(March 14) – “Everybody knows that executives of technology companies have gotten hugely rich in recent years on stock option grants. Now comes academic research identifying another vein of gold they are mining: nonpublic information about their companies’ products in development,” wrote Gretchen Morgenson in The Sunday New York Times.

“Two respected accounting professors studied some 324,000 stock trades made by officers at more than 10,000 public companies from January 1985 to November 1997. They concluded that insiders at technology companies profited greatly by trading on nonpublic information.

“The study, by David Aboody, an assistant professor of accounting at the Anderson School of the University of California at Los Angeles, and Baruch Lev, the Philip Bardes professor of accounting and finance at New York University’s Stern School of Business, split the companies into those that are heavy users of research and development — technology concerns — and those that aren’t. It then compared insiders’ returns.

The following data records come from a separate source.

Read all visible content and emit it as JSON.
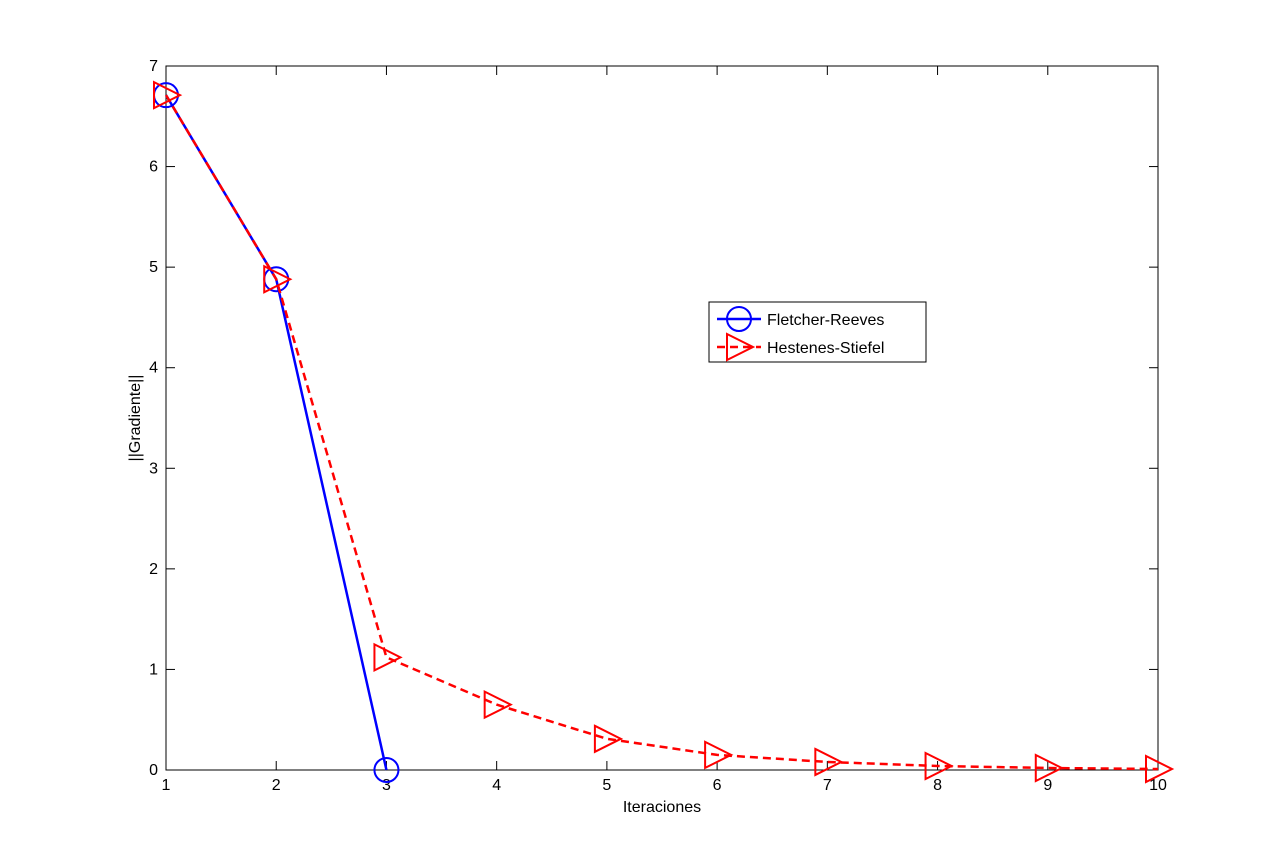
{
  "chart_data": {
    "type": "line",
    "x_label": "Iteraciones",
    "y_label": "||Gradiente||",
    "xlim": [
      1,
      10
    ],
    "xticks": [
      1,
      2,
      3,
      4,
      5,
      6,
      7,
      8,
      9,
      10
    ],
    "ylim": [
      0,
      7
    ],
    "yticks": [
      0,
      1,
      2,
      3,
      4,
      5,
      6,
      7
    ],
    "grid": false,
    "legend_position": "right",
    "series": [
      {
        "name": "Fletcher-Reeves",
        "color": "#0000ff",
        "line_style": "solid",
        "marker": "circle",
        "x": [
          1,
          2,
          3
        ],
        "values": [
          6.71,
          4.88,
          0
        ]
      },
      {
        "name": "Hestenes-Stiefel",
        "color": "#ff0000",
        "line_style": "dashed",
        "marker": "triangle-right",
        "x": [
          1,
          2,
          3,
          4,
          5,
          6,
          7,
          8,
          9,
          10
        ],
        "values": [
          6.71,
          4.88,
          1.12,
          0.65,
          0.31,
          0.15,
          0.08,
          0.04,
          0.02,
          0.01
        ]
      }
    ]
  }
}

“Company stock purchases by insiders at roughly 3,800 technology companies outperformed those by counterparts at 6,200 or so other concerns by 3 to 1. Sales by insiders at research-oriented companies also performed better, but by a narrower margin.
Technology insiders made 3 percent on their buys within 25 days; after six months, these insiders had gains of 9.6 percent. Insiders in more mundane companies earned 0.9 percent on their purchases within 25 days and 3.6 percent after six months.

“All these figures are market-adjusted, meaning the broad market’s performance was subtracted from the insiders’ gains to come up with final returns. The gains are also adjusted for excess risks and rewards associated with technology stocks.